A obsessão com a falsa dicotomia entre livros impressos e digitais está começando a dar espaço a mudanças mais importantes na maneira como os livros são comprados: online ou em livrarias de tijolo. O espaço para livros nas estantes das livrarias vem diminuindo nos últimos 10 anos.

A motivação para discutir este assunto veio da convergência de alguns indícios recentes. Um foi a pesquisa da Bowker, noticiada pela DBW, sugerindo que cerca de metade das vendas de livros nos EUA agora são online. Isso confirmou que o mercado dos EUA está aproximadamente na mesma situação que a Hachette UK informou nas últimas semanas.

Logo depois, muitos começaram a pensar que os livros impressos estavam se recuperando e que bastava aos editores um pouco de determinação e imaginação para sobreviver, inclusive o The Times apresentou pontos perfeitamente válidos sobre como é muito mais fácil se lembrar o que você está lendo no livro impresso do que no e-book.

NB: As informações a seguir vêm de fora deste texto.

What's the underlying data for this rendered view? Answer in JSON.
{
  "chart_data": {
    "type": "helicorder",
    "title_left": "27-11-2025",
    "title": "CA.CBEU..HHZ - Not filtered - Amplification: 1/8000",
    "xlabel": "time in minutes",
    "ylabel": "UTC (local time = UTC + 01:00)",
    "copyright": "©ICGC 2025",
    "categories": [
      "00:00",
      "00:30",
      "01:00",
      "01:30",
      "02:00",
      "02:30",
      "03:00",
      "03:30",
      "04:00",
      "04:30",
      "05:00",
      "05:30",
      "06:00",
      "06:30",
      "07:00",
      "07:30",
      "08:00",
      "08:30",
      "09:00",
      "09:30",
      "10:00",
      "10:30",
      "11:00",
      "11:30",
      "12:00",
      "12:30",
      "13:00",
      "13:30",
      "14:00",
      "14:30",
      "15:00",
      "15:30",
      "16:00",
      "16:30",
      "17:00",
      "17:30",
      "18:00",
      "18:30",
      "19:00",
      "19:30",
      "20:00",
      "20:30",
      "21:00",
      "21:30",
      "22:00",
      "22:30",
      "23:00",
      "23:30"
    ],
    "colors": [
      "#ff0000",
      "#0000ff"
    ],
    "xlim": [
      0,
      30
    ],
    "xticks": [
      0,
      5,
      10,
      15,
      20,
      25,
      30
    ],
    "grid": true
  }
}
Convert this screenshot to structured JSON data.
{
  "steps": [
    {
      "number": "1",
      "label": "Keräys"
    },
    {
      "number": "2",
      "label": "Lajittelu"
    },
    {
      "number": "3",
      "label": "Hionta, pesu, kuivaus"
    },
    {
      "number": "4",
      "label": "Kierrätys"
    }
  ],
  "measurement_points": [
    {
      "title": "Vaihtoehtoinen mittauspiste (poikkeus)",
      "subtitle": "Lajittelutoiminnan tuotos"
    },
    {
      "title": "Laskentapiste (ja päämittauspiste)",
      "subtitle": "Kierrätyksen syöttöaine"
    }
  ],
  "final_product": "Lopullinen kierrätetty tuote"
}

Minha hipótese, dividida em duas partes, é muito simples. A compra de livros online – sejam impressos ou digitais – tira negócios das livrarias. Assim as livrarias fecham ou reduzem espaço nas estantes. Isso diminui sua atração e sua conveniência, o que faz a compra online aumentar ainda mais. Assim, as livrarias fecham ou reduzem ainda mais espaço. (Isso é chamado “ciclo vicioso”.) Esta é a parte um.

A segunda parte tem a ver com editoras, especialmente as grandes editoras gerais (as Cinco Grandes e mais algumas) que dependem todas, realmente, das livrarias. As editoras realizam um serviço de colocar seus livros na frente dos leitores. Isso significou durante uns 100 anos, “nós colocamos livros nas estantes”. Minha preocupação era que, sem estantes, as editoras perderiam o valor para os autores.

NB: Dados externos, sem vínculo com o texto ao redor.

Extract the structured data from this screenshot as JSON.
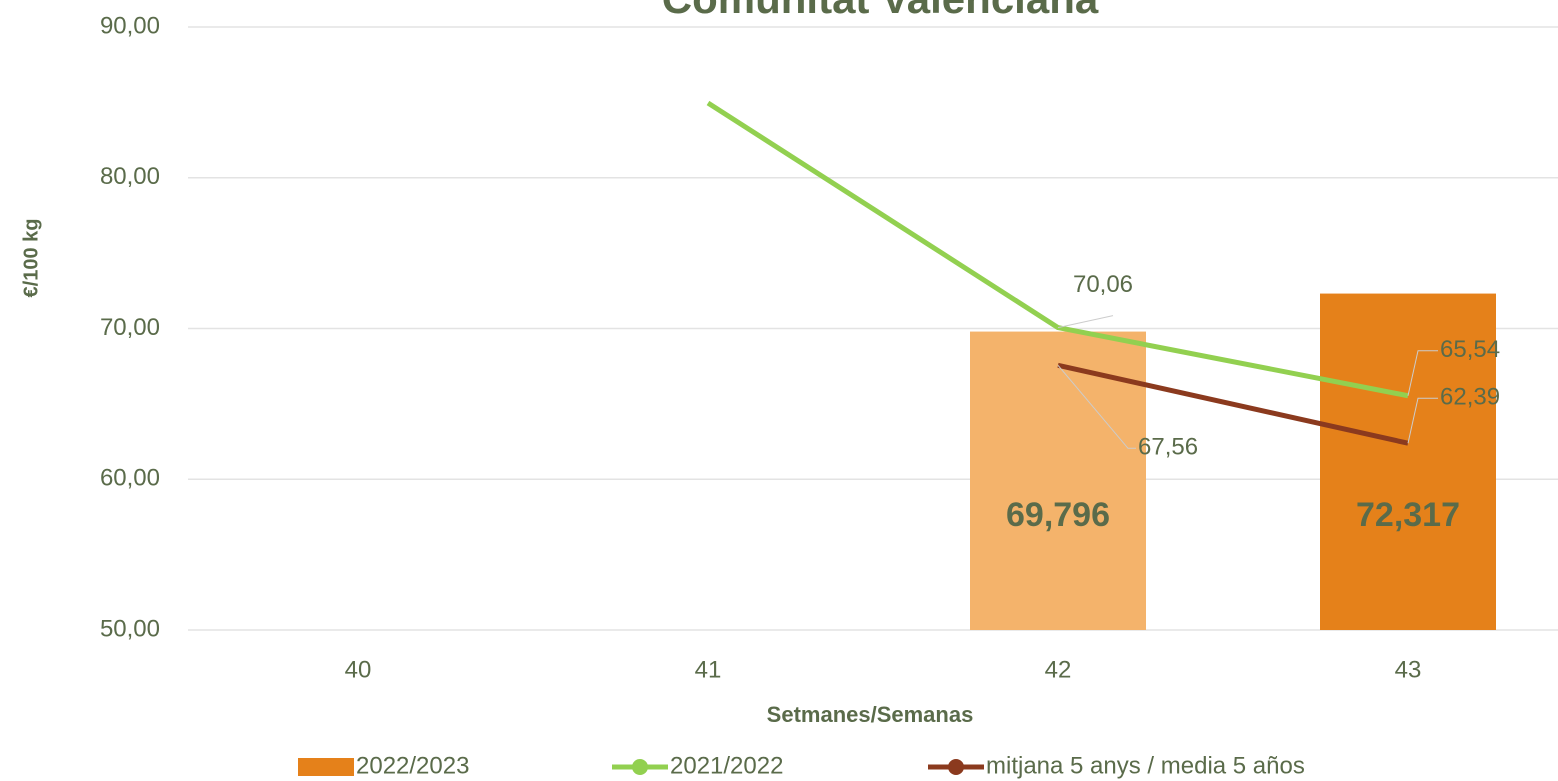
{
  "chart_data": {
    "type": "bar_line",
    "title": "Comunitat Valenciana",
    "xlabel": "Setmanes/Semanas",
    "ylabel": "€/100 kg",
    "categories": [
      "40",
      "41",
      "42",
      "43"
    ],
    "series": [
      {
        "name": "2022/2023",
        "kind": "bar",
        "color": "#e5811a",
        "point_colors": [
          null,
          null,
          "#f4b36b",
          "#e5811a"
        ],
        "values": [
          null,
          null,
          69.796,
          72.317
        ],
        "value_labels": [
          null,
          null,
          "69,796",
          "72,317"
        ]
      },
      {
        "name": "2021/2022",
        "kind": "line",
        "color": "#92d050",
        "values": [
          null,
          84.96,
          70.06,
          65.54
        ],
        "value_labels": [
          null,
          null,
          "70,06",
          "65,54"
        ]
      },
      {
        "name": "mitjana 5 anys / media 5 años",
        "kind": "line",
        "color": "#8b3a1e",
        "values": [
          null,
          null,
          67.56,
          62.39
        ],
        "value_labels": [
          null,
          null,
          "67,56",
          "62,39"
        ]
      }
    ],
    "ylim": [
      50,
      90
    ],
    "yticks": [
      {
        "value": 50,
        "label": "50,00"
      },
      {
        "value": 60,
        "label": "60,00"
      },
      {
        "value": 70,
        "label": "70,00"
      },
      {
        "value": 80,
        "label": "80,00"
      },
      {
        "value": 90,
        "label": "90,00"
      }
    ],
    "grid": true,
    "legend": "bottom"
  }
}
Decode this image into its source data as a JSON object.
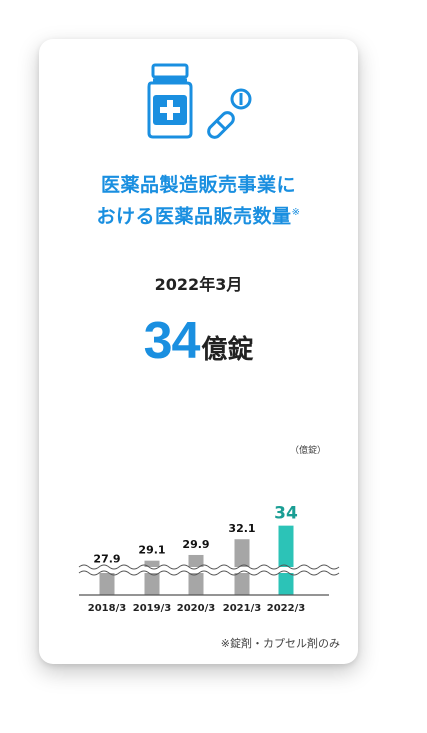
{
  "heading": {
    "line1": "医薬品製造販売事業に",
    "line2": "ける医薬品販売数量",
    "line2_prefix": "お",
    "note_mark": "※"
  },
  "date_label": "2022年3月",
  "headline_value": "34",
  "headline_unit": "億錠",
  "footnote": "※錠剤・カプセル剤のみ",
  "colors": {
    "accent": "#1a8fe0",
    "highlight_bar": "#2cc3b7",
    "highlight_label": "#1a9e94",
    "bar": "#a6a6a6"
  },
  "icons": [
    "medicine-bottle-icon",
    "capsule-icon",
    "tablet-icon"
  ],
  "chart_data": {
    "type": "bar",
    "categories": [
      "2018/3",
      "2019/3",
      "2020/3",
      "2021/3",
      "2022/3"
    ],
    "values": [
      27.9,
      29.1,
      29.9,
      32.1,
      34
    ],
    "value_labels": [
      "27.9",
      "29.1",
      "29.9",
      "32.1",
      "34"
    ],
    "unit_label": "（億錠）",
    "axis_break": true,
    "highlight_index": 4
  }
}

O Times publicou uma matéria de capa sobre livrarias apelando para a caridade para sobreviver. Se alguém acredita que esta é uma estratégia sustentável, eu gostaria de ouvir a explicação. Esta é uma jogada desesperada e o fato de que algumas livrarias citadas na matéria terem conseguido marcar um gol não significa que o time das livrarias está ganhando este jogo.

Tenho que enfatizar aqui que o contínuo declínio das livrarias não é algo que me deixe feliz. Meu primeiro emprego no mercado editorial, há 51 anos, foi numa livraria. Mas, se metade das vendas de livros hoje acontece online (o que é provavelmente cinco vezes ou mais a porcentagem de uma década atrás), não tem muito como ver um futuro positivo para as livrarias.

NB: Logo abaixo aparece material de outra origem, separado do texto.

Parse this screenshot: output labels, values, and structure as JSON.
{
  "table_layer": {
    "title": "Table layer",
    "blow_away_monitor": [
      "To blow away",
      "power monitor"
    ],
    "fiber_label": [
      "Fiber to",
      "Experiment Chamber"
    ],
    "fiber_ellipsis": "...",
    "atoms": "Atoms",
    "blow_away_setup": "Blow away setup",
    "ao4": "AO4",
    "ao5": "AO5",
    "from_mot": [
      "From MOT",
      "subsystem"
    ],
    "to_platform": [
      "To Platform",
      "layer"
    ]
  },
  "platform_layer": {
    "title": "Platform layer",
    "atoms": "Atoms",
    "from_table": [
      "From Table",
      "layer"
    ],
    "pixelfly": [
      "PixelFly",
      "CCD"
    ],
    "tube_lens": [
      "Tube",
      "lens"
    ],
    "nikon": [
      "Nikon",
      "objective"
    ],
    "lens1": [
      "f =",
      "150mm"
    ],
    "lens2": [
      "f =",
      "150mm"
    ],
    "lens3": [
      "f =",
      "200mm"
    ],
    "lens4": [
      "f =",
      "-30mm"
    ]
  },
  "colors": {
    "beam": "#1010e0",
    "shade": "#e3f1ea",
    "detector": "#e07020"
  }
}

Nunca acreditei que a tendência iria estacionar ou se reverter, porque não vejo nenhum final para o “ciclo vicioso” descrito acima. Mas meu amigo Joe Esposito foi ainda mais meticuloso e convincente na explicação de por que ela não vai parar. Como afirma Joe, pelo menos parte da escolha impresso versus digital para alguns consumidores baseia-se no preço e na conveniência. Enquanto as livrarias constituírem uma ferramenta importante para a “descoberta” – encontrar novas coisas para ler – será mais conveniente para a maioria das pessoas caminhar até a loja que possui o livro para comprá-lo do que qualquer outro jeito ou formato.

Com as livrarias se tornando mecanismos de descobertas cada vez mais fracos (há cada vez menos livrarias e com menos livros), as pessoas são forçadas a encontrar os livros de alguma outra forma. Muitas destas outras formas já estão online (sem contar as sugestões de livrarias online). Muito do “boca-a-boca” hoje em dia acontece via comunicação digital (e-mail, Facebook, Twitter ou até blogs).

Desde o começo do ano as vendas de e-books não estão crescendo muito rapidamente. Nicholas Carr escreveu sobre isso (se você tem interesse em saber mais como a Internet e os e-books poderiam afetar nosso cérebro e capacidade de pensar, leia o livro de Carr, The Shallows). Certamente, parte da desaceleração tem como base a mudança dos e-readers dedicados como Kindles e Nooks para computadores tablets. Livros não são mais a única diversão nos aparelhos; estão competindo com games, vídeos, música, e-mail e toda a Internet. E, ao mesmo tempo, os últimos compradores destes aparelhos também leem menos do que os early-adopters [que adotaram os aparelhos logo no lançamento]. Quem lia mais teve muito mais incentivo financeiro para fazer a mudança desde o começo.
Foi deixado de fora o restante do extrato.